We’re all familiar with the Internet, and the way it connects humans to one another and to vast amounts of data. But computer visionaries foresee the day when not just humans but all our devices are connected to each other via the Internet.
This so-called “Internet of Things” (IoT) would make possible all manner of transformative technologies, from digital sensors that allow crops to report when they are thirsty or under attack by insects to parking spaces that alert us when they’re available to tiny implants that continuously monitor our health as we go about our lives.
That long-anticipated day is still a ways off, because at this point the Internet of Things might more accurately be described as an Internet of Costly Things.
“Today’s radio technologies cost at least $4, making them too expensive for embedding into objects at scale,” says Dr. Joshua Smith, a professor of computer science at the University of Washington in Seattle and a leading expert on wireless systems.
The high cost comes not just from the radio transmitters needed for systems like Wi-Fi and Bluetooth but also from the batteries they need for power. So Smith and his team set out to build a low-cost communications system that doesn’t need batteries or the energy they provide.
Sounds Impossible, but…
Communicating without energy might sound impossible. But it isn’t — consider a shipwrecked sailor who signals rescuers by reflecting sunlight from a mirror. Smith and his colleagues have developed a so-called “backscatter” system that works in a similar way: a tiny antenna either absorbs or reflects radio waves from a transmitter, such as a normal household wi-fi router. This creates a faint but distinctive echo of the original signal that can be detected and decoded by a receiver even over significant distances.
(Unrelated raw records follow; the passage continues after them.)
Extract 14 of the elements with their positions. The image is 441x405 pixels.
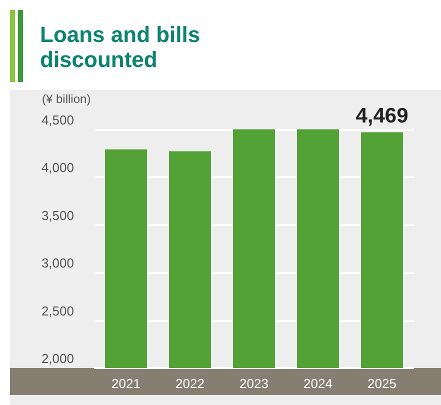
y-tick-label: 4,000 [41,160,74,176]
data-label: 4,469 [356,104,408,128]
x-tick-label: 2025 [368,376,396,391]
y-tick-label: 4,500 [41,112,74,128]
y-tick-label: 2,000 [41,351,74,366]
x-tick-label: 2021 [112,376,140,391]
x-tick-label: 2022 [176,376,204,391]
y-axis-title: (¥ billion) [42,92,91,106]
y-tick-label: 3,000 [41,256,74,271]
y-tick-label: 2,500 [41,303,74,318]
chart-title: Loans and bills discounted [40,22,202,72]
x-tick-label: 2023 [240,376,268,391]
x-tick-label: 2024 [304,376,332,391]
y-tick-label: 3,500 [41,208,74,223]
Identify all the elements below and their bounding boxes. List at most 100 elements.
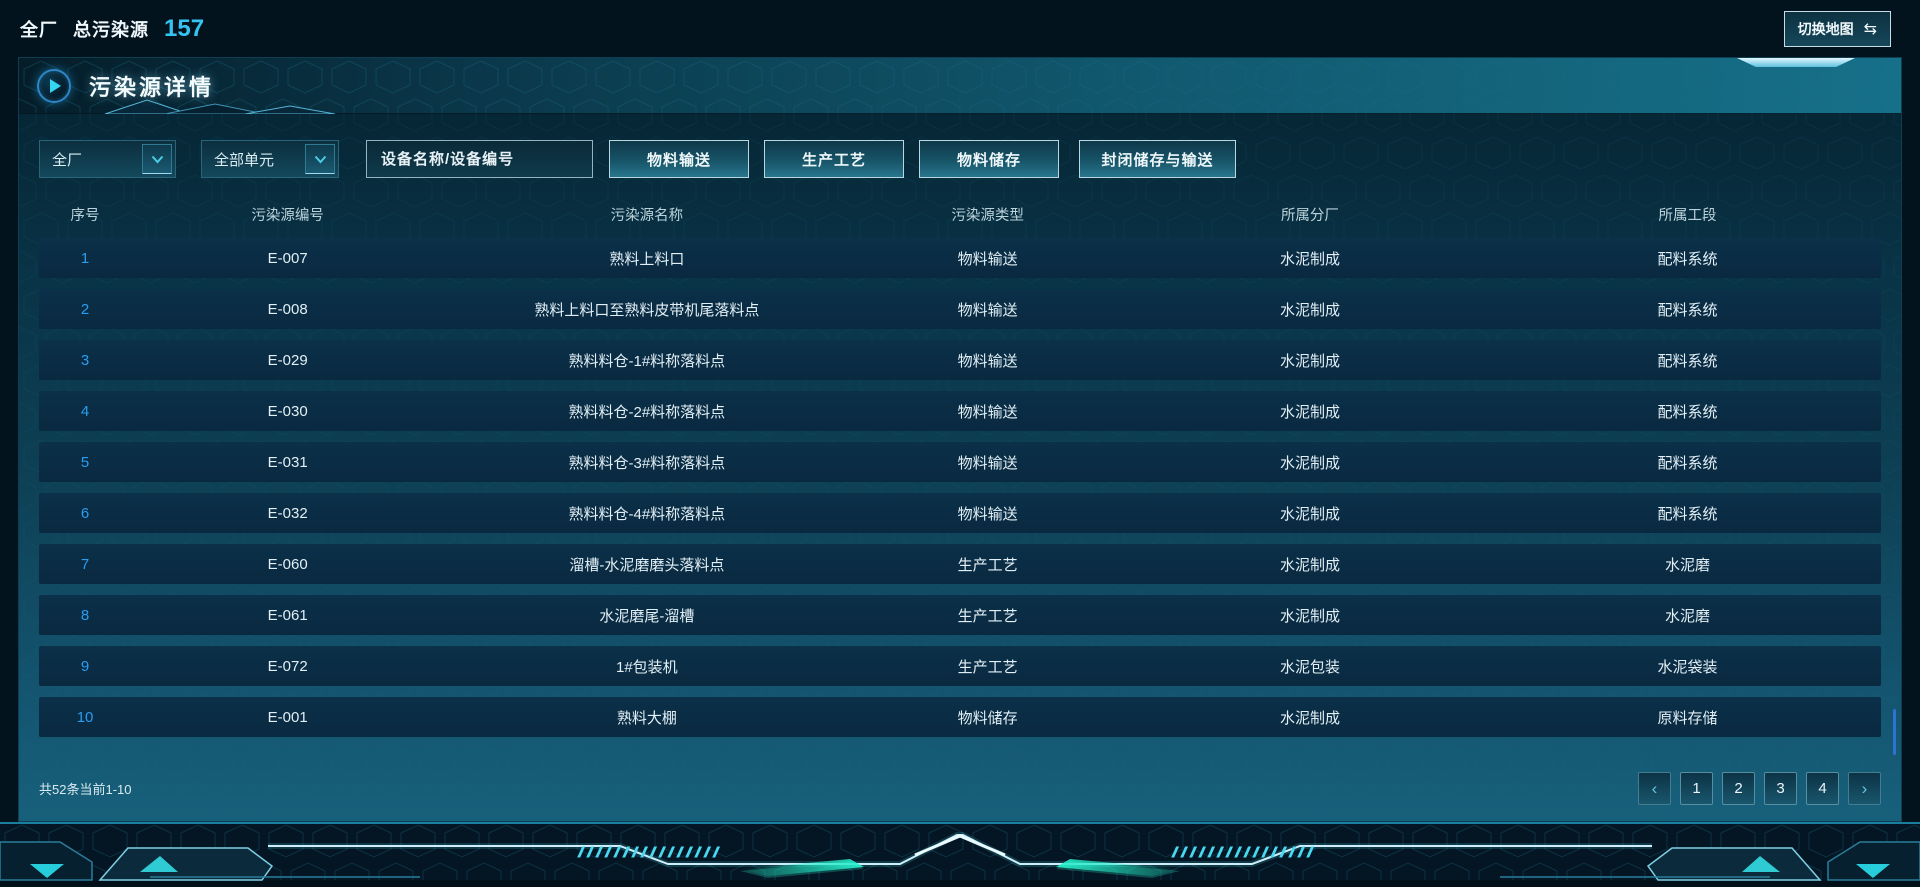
column-header-section: 所属工段 [1658, 207, 1717, 224]
cell-code: E-032 [267, 504, 308, 522]
column-header-factory: 所属分厂 [1280, 207, 1339, 224]
pagination: ‹ 1 2 3 4 › [1638, 772, 1881, 805]
cell-seq[interactable]: 3 [80, 351, 90, 369]
table-footer: 共52条当前1-10 ‹ 1 2 3 4 › [39, 772, 1881, 805]
cell-section: 配料系统 [1657, 403, 1718, 421]
factory-select[interactable]: 全厂 [39, 140, 176, 178]
topbar-title: 全厂 总污染源 157 [20, 15, 204, 43]
chevron-right-icon: › [1861, 778, 1868, 798]
cell-name: 熟料料仓-1#料称落料点 [568, 352, 726, 370]
filter-button-material-transport[interactable]: 物料输送 [609, 140, 749, 178]
cell-seq[interactable]: 4 [80, 402, 90, 420]
chevron-left-icon: ‹ [1651, 778, 1658, 798]
filter-button-material-storage[interactable]: 物料储存 [919, 140, 1059, 178]
total-pollution-count: 157 [164, 14, 205, 42]
cell-seq[interactable]: 6 [80, 504, 90, 522]
cell-seq[interactable]: 7 [80, 555, 90, 573]
cell-factory: 水泥制成 [1279, 556, 1340, 574]
cell-type: 物料输送 [957, 454, 1018, 472]
chevron-down-box[interactable] [142, 144, 172, 174]
chevron-down-box[interactable] [305, 144, 335, 174]
header-notch-decoration [1737, 58, 1855, 67]
switch-map-button[interactable]: 切换地图 ⇆ [1783, 10, 1891, 47]
cell-section: 配料系统 [1657, 454, 1718, 472]
cell-section: 水泥磨 [1665, 556, 1711, 574]
table-row[interactable]: 7 E-060 溜槽-水泥磨磨头落料点 生产工艺 水泥制成 水泥磨 [39, 544, 1881, 584]
topbar: 全厂 总污染源 157 切换地图 ⇆ [0, 0, 1920, 57]
cell-factory: 水泥制成 [1279, 352, 1340, 370]
cell-section: 水泥袋装 [1657, 658, 1718, 676]
table-row[interactable]: 10 E-001 熟料大棚 物料储存 水泥制成 原料存储 [39, 697, 1881, 737]
column-header-seq: 序号 [70, 207, 100, 224]
device-search-input[interactable] [379, 149, 584, 169]
play-triangle-icon [50, 78, 61, 93]
table-row[interactable]: 8 E-061 水泥磨尾-溜槽 生产工艺 水泥制成 水泥磨 [39, 595, 1881, 635]
total-pollution-label: 总污染源 [73, 19, 149, 40]
panel-header: 污染源详情 [19, 58, 1901, 114]
chevron-down-icon [314, 155, 326, 163]
table-header-row: 序号 污染源编号 污染源名称 污染源类型 所属分厂 所属工段 [39, 194, 1881, 234]
cell-name: 溜槽-水泥磨磨头落料点 [569, 556, 725, 574]
cell-name: 水泥磨尾-溜槽 [599, 607, 695, 625]
unit-select-value: 全部单元 [214, 151, 275, 169]
footer-decoration [0, 822, 1920, 887]
page-button-1[interactable]: 1 [1680, 772, 1713, 805]
cell-type: 物料储存 [957, 709, 1018, 727]
device-search-box [366, 140, 593, 178]
switch-map-label: 切换地图 [1797, 20, 1854, 37]
cell-code: E-008 [267, 300, 308, 318]
cell-code: E-029 [267, 351, 308, 369]
table-row[interactable]: 3 E-029 熟料料仓-1#料称落料点 物料输送 水泥制成 配料系统 [39, 340, 1881, 380]
cell-section: 配料系统 [1657, 505, 1718, 523]
cell-type: 物料输送 [957, 301, 1018, 319]
cell-section: 配料系统 [1657, 352, 1718, 370]
cell-code: E-072 [267, 657, 308, 675]
cell-type: 物料输送 [957, 505, 1018, 523]
filter-button-production-process[interactable]: 生产工艺 [764, 140, 904, 178]
cell-factory: 水泥制成 [1279, 250, 1340, 268]
cell-name: 熟料料仓-4#料称落料点 [568, 505, 726, 523]
panel-title: 污染源详情 [89, 74, 215, 100]
cell-name: 熟料料仓-2#料称落料点 [568, 403, 726, 421]
page-button-3[interactable]: 3 [1764, 772, 1797, 805]
table-rows: 1 E-007 熟料上料口 物料输送 水泥制成 配料系统 2 E-008 熟料上料口至熟料皮带机… [39, 238, 1881, 748]
prev-page-button[interactable]: ‹ [1638, 772, 1671, 805]
next-page-button[interactable]: › [1848, 772, 1881, 805]
cell-section: 原料存储 [1657, 709, 1718, 727]
table-row[interactable]: 6 E-032 熟料料仓-4#料称落料点 物料输送 水泥制成 配料系统 [39, 493, 1881, 533]
cell-section: 配料系统 [1657, 250, 1718, 268]
cell-type: 物料输送 [957, 403, 1018, 421]
filter-bar: 全厂 全部单元 [39, 140, 1881, 178]
cell-seq[interactable]: 2 [80, 300, 90, 318]
cell-seq[interactable]: 10 [76, 708, 94, 726]
cell-seq[interactable]: 5 [80, 453, 90, 471]
cell-seq[interactable]: 1 [80, 249, 90, 267]
cell-type: 物料输送 [957, 352, 1018, 370]
table-row[interactable]: 4 E-030 熟料料仓-2#料称落料点 物料输送 水泥制成 配料系统 [39, 391, 1881, 431]
cell-seq[interactable]: 9 [80, 657, 90, 675]
cell-name: 熟料上料口至熟料皮带机尾落料点 [534, 301, 760, 319]
table-row[interactable]: 1 E-007 熟料上料口 物料输送 水泥制成 配料系统 [39, 238, 1881, 278]
page-button-4[interactable]: 4 [1806, 772, 1839, 805]
page-button-2[interactable]: 2 [1722, 772, 1755, 805]
cell-factory: 水泥制成 [1279, 454, 1340, 472]
table-row[interactable]: 2 E-008 熟料上料口至熟料皮带机尾落料点 物料输送 水泥制成 配料系统 [39, 289, 1881, 329]
cell-name: 熟料大棚 [616, 709, 677, 727]
unit-select[interactable]: 全部单元 [201, 140, 339, 178]
table-row[interactable]: 9 E-072 1#包装机 生产工艺 水泥包装 水泥袋装 [39, 646, 1881, 686]
column-header-type: 污染源类型 [951, 207, 1024, 224]
play-badge-icon [37, 68, 71, 103]
cell-section: 配料系统 [1657, 301, 1718, 319]
filter-button-closed-storage[interactable]: 封闭储存与输送 [1079, 140, 1236, 178]
cell-code: E-030 [267, 402, 308, 420]
cell-name: 1#包装机 [615, 658, 678, 676]
cell-type: 生产工艺 [957, 607, 1018, 625]
record-count-summary: 共52条当前1-10 [39, 782, 132, 797]
scrollbar-thumb[interactable] [1893, 709, 1896, 755]
cell-type: 物料输送 [957, 250, 1018, 268]
table-row[interactable]: 5 E-031 熟料料仓-3#料称落料点 物料输送 水泥制成 配料系统 [39, 442, 1881, 482]
panel-body: 全厂 全部单元 [19, 114, 1901, 821]
cell-factory: 水泥制成 [1279, 301, 1340, 319]
chevron-down-icon [151, 155, 163, 163]
cell-seq[interactable]: 8 [80, 606, 90, 624]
Because they have no power-hungry transmitter, Smith says, backscatter devices can get all the energy they need from thin air — or, rather, from the radio and TV broadcasts that fill it.
At home, that could mean a single wi-fi router talking to dozens of tiny devices mounted on fridges, doorbells, and the like. How about a smart coffee mug that tells you when your favorite beverage is getting cold? And out in the world, the IoT could save crops or bust traffic jams.